BOND: a force that acts b/w 2 or more atoms to hold them together as a molecule.
- Lowerisation of energy: Bonded state is more stable coz has lower potential energy than unbonded state.
- Octet: old rule, disregarded now. Actually complete octet was assumed to be most stable.
TYPES OF BONDS
1. Chemical bond 2. Force of Attraction 3. Typical bonds
1. Ionic Bond or electrovalent bond
- forms when ease of formation of ions, high lattice energy
- complete transfer of e
- one ion good donor(low IE), other good acceptor(high EA)

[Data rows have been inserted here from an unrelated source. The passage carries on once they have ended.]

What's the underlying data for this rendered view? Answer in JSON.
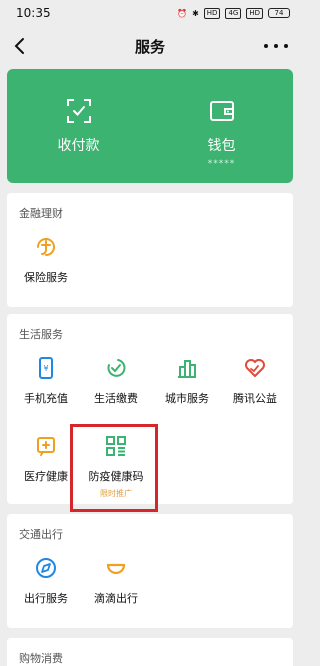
{
  "status": {
    "time": "10:35",
    "indicators": [
      "HD",
      "4G",
      "HD"
    ],
    "battery": "74"
  },
  "nav": {
    "title": "服务"
  },
  "pay_card": {
    "left": {
      "label": "收付款",
      "icon": "scan-pay-icon"
    },
    "right": {
      "label": "钱包",
      "sub": "*****",
      "icon": "wallet-icon"
    },
    "color": "#3cb371"
  },
  "sections": {
    "finance": {
      "title": "金融理财",
      "items": [
        {
          "label": "保险服务",
          "icon": "insurance-icon"
        }
      ]
    },
    "life": {
      "title": "生活服务",
      "items": [
        {
          "label": "手机充值",
          "icon": "phone-recharge-icon"
        },
        {
          "label": "生活缴费",
          "icon": "utility-pay-icon"
        },
        {
          "label": "城市服务",
          "icon": "city-service-icon"
        },
        {
          "label": "腾讯公益",
          "icon": "charity-icon"
        },
        {
          "label": "医疗健康",
          "icon": "medical-icon"
        },
        {
          "label": "防疫健康码",
          "tag": "限时推广",
          "icon": "health-code-icon"
        }
      ]
    },
    "transport": {
      "title": "交通出行",
      "items": [
        {
          "label": "出行服务",
          "icon": "travel-icon"
        },
        {
          "label": "滴滴出行",
          "icon": "didi-icon"
        }
      ]
    },
    "shopping": {
      "title": "购物消费"
    }
  },
  "colors": {
    "accent": "#3cb371",
    "highlight": "#d4262b",
    "icon_blue": "#1e88e5",
    "icon_orange": "#f0a020",
    "icon_red": "#e04a3a",
    "icon_green": "#3cb371"
  }
}
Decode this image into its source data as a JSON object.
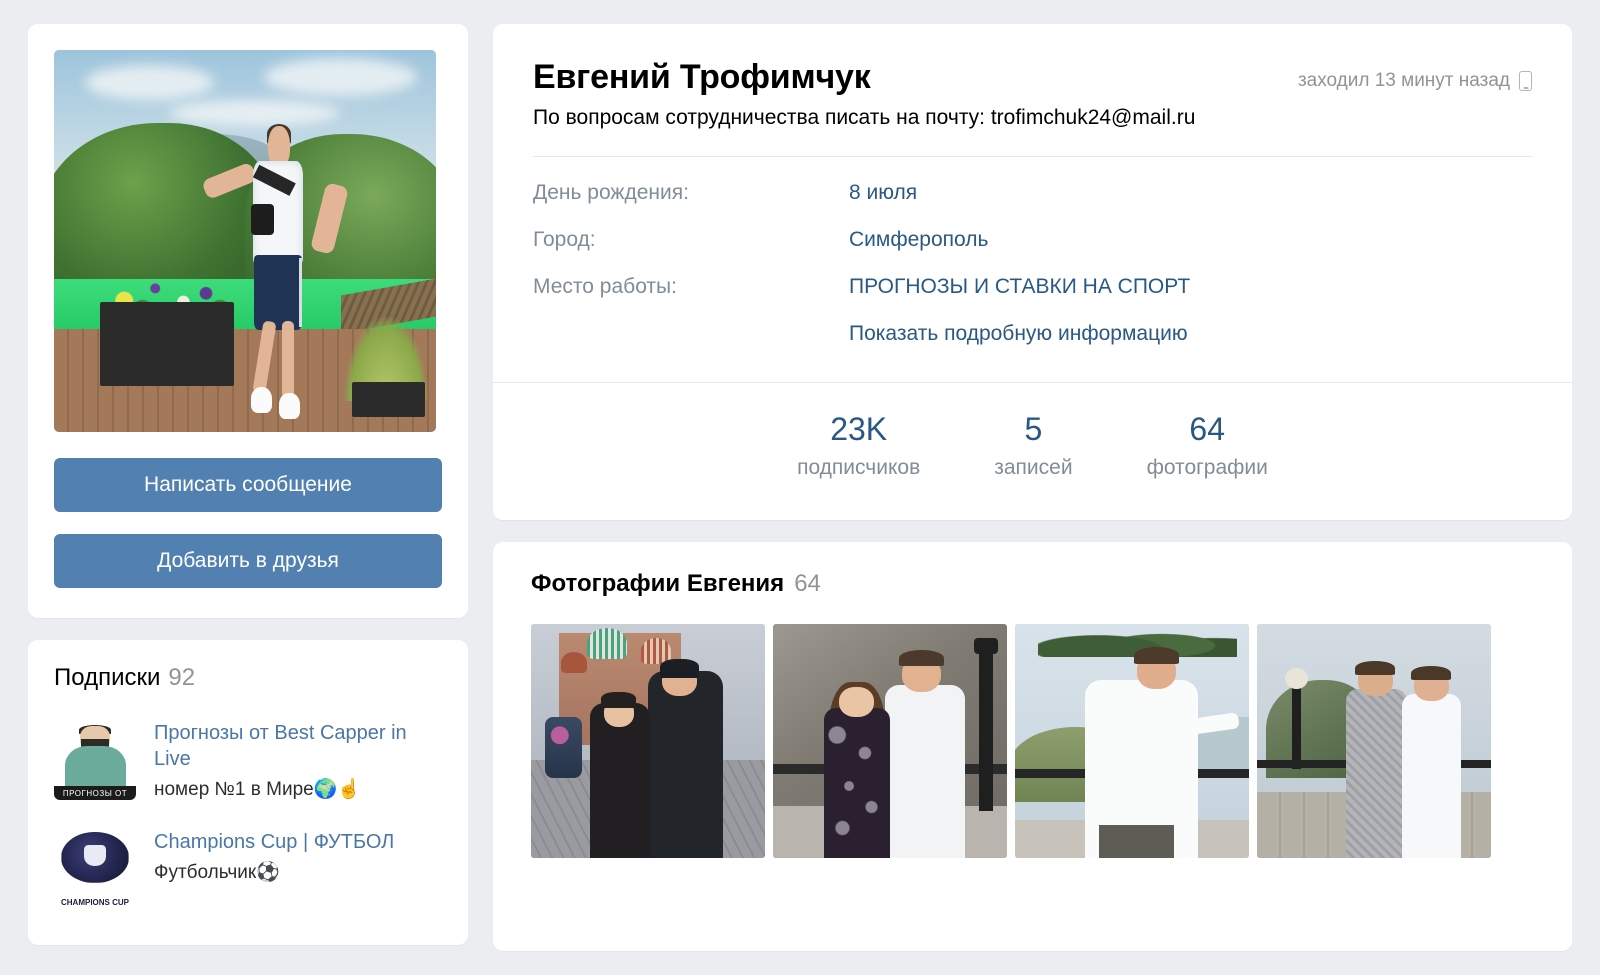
{
  "profile": {
    "name": "Евгений Трофимчук",
    "last_seen": "заходил 13 минут назад",
    "last_seen_device_icon": "mobile-phone-icon",
    "bio": "По вопросам сотрудничества писать на почту: trofimchuk24@mail.ru",
    "avatar_alt": "Мужчина на деревянной террасе на фоне зелёных гор",
    "actions": {
      "message": "Написать сообщение",
      "add_friend": "Добавить в друзья"
    },
    "details": [
      {
        "label": "День рождения:",
        "value": "8 июля"
      },
      {
        "label": "Город:",
        "value": "Симферополь"
      },
      {
        "label": "Место работы:",
        "value": "ПРОГНОЗЫ И СТАВКИ НА СПОРТ"
      }
    ],
    "show_more": "Показать подробную информацию",
    "counters": [
      {
        "value": "23K",
        "label": "подписчиков"
      },
      {
        "value": "5",
        "label": "записей"
      },
      {
        "value": "64",
        "label": "фотографии"
      }
    ]
  },
  "subscriptions": {
    "title": "Подписки",
    "count": "92",
    "items": [
      {
        "title": "Прогнозы от Best Capper in Live",
        "subtitle": "номер №1 в Мире🌍☝",
        "avatar_alt": "Бородатый мужчина в бирюзовой куртке",
        "avatar_band": "ПРОГНОЗЫ ОТ"
      },
      {
        "title": "Champions Cup | ФУТБОЛ",
        "subtitle": "Футбольчик⚽",
        "avatar_alt": "Тёмно-синий логотип кубка",
        "avatar_band": "CHAMPIONS CUP"
      }
    ]
  },
  "photos": {
    "title": "Фотографии Евгения",
    "count": "64",
    "items": [
      {
        "alt": "Пара в зимней одежде на Красной площади"
      },
      {
        "alt": "Пара у ограждения: девушка в тёмном платье, мужчина в белой рубашке"
      },
      {
        "alt": "Мужчина в белой рубашке у ограждения на фоне гор и моря"
      },
      {
        "alt": "Двое мужчин у каменного парапета на фоне горы"
      }
    ]
  },
  "theme": {
    "page_background": "#ebedf0",
    "card_background": "#ffffff",
    "accent_button": "#5281b1",
    "link_color": "#2a5885",
    "muted_text": "#818c99"
  }
}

- ΔEN increases, tendency to form I.B. increases.
- Non directional
Electrovalence: no. of e gained/ lost by any atom during bond formation (no sign)
Ionic solids are
- High melting & boiling
- Bad conductor in solid state
- Soluble in polar solvents
- Good conductor in liquid and molten state
Some facts regarding ionic solids:
- Hydration of ionic solid involves evolution of heat, weakening of attractive force, dissociation into ions.
- Most of them: have 3-D network structure, do not exhibit space isomerism (non-directional bonds), and ionization is always endothermic.
2. Covalent Bonds
- Force of attraction b/w nucleus of 1 atom and e cloud of another atom
- Sharing of e
- Types: single, double, triple
: polar, nonpolar
- low melting, boiling point
- Less conducting. conduction is due to auto-protolysis / self-ionization
Covalence: no. of e involved in sharing (of any one atom)
- Coordinate bond
- Bond b/w Lewis acid and Lewis base.
- L.B. l.p. on central atom available for donation
e deficient due to Incomplete octet/ vacant p/d orbital/ high +ve charge/size ratio L.A.
THEORIES OF BOND FORMATION
- Kossel, Lewis approach(electronic theory of covalence)
field theory Crystal
Lewis dot structures
- Central atom: connected to max. atoms, least electronegative, covalence>1, less in number, can’t be H or F
- e.g. Cl2O: O, ClO2: Cl, NOCl: N, N2O: N
- Exceptions of basicity: H3PO4:1; H4P2O5:2.
Naming of acids
Parent acid : 2 types, ous (lower O.S.), ic(higher O.S.)
e.g. HPO3 is metaphosphoric acid
SO3 is not metasulphurus acid actually at least one H is compulsory in acids. It’s an acid anhydride.
Ortho prefix: used for P.A.when its meta form is possible. e.g. H3BO3 is orthoboric acid. Orthophosphorous acid is an exception.(H3PO3)
Pyro prefix: 2 P.A.- (H2O). e.g. H4P2O7 is pyrophosphoric acid.
Hypo prefix: P.A.(ous )- O .e.g. H3PO2 is hypophosphorous acid.
Per prefix: P.A.(ic) +O.e.g. HNO4 is pernitric acid or peroxynitric acid(-O-O- linkage is present)
Sub: oxides for which no. of O atoms is less than no. of central atoms. E.g. C3O2
Salts of ic:ate, Salts of ous:ite. Replaceble H are involved in naming.
e.g. NaH2PO4 is sodium dihydrogen phosphate but NaHPO3 is sodium phosphate.